I realized that the manuscript may benefit from spending some words on the concept of Open Data and the related licenses.
Therefore, I have three suggestions for expanding the article.
1) The paper is an introduction to realizing Open Data. However, the term Open Data appears only once (line 399, in the references). I think that putting the term Open Data in the Abstract may improve the visibility of the manuscript.

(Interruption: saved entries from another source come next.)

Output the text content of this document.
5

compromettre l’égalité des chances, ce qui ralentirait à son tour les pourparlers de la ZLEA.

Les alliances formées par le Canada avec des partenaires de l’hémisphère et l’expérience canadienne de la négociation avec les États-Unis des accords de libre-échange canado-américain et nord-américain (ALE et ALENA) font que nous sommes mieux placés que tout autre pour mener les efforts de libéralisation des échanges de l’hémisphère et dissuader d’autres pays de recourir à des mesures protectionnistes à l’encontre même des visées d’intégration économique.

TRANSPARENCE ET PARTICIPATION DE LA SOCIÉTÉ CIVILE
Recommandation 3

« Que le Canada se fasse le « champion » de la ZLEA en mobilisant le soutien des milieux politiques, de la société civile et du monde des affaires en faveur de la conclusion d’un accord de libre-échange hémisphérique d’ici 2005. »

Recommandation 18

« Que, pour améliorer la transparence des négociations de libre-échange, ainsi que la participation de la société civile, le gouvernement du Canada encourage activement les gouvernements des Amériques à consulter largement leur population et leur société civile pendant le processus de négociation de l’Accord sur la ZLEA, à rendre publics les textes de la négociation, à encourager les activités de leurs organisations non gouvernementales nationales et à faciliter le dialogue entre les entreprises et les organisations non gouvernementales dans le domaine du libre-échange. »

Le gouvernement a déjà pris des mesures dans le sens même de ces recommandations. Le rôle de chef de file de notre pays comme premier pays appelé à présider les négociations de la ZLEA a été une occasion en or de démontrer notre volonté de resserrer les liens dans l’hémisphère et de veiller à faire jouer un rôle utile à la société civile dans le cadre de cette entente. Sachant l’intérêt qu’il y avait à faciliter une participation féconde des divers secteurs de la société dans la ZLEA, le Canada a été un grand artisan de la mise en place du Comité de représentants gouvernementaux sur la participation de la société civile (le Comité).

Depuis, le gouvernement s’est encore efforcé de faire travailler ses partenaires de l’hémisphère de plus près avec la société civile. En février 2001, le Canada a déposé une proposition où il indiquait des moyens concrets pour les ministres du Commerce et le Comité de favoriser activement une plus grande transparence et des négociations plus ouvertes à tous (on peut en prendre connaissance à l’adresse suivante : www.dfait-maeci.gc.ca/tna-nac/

2) As the article is for people with a very little understanding of Open Science stuff, a tiny sub-section (1.1?) on Open Data would make it attractive for beginners. In my field (Computer Science), even not-so-senior researchers fail to understand the difference between Open Access and Open Data. They do not embrace openness because they do not understand it at the first stance. So, they simply avoid it. I guess this happens in other fields, too. Your article has the potential to address this issue
3) Section 9 could be improved with an introduction to CC licenses. Again, the world is still full of researchers who do not understand them. Thus, they avoid them. For example, I would be happy to see this manuscript explaining/answering (with few lines):
3.1) "Why should I choose a license? I could simply upload the data to my personal Web page. Everybody would be free to download it.". This concern is less trivial than what it looks like.
3.2) The difference between public domain and CC0 waiver. For example, public domain varies per jurisdiction, and it is not universally recognized. CC0 is designed to address these issues.
I wish you good luck with your endeavor.
Congratulations for the brilliant and encouraging review!
It has definitely helped us on how to organized our own data, and also on how to better sharing raw data!
I honestly think the future of scientific publishing depends on a transparent process regarding authors, editors, reviewers and publishers; and data sharing is a remarkable step for increasing this transparency.
Along with open reviews, which are long-expected from the most journals, I believe such policies may only contribute for the scientific community.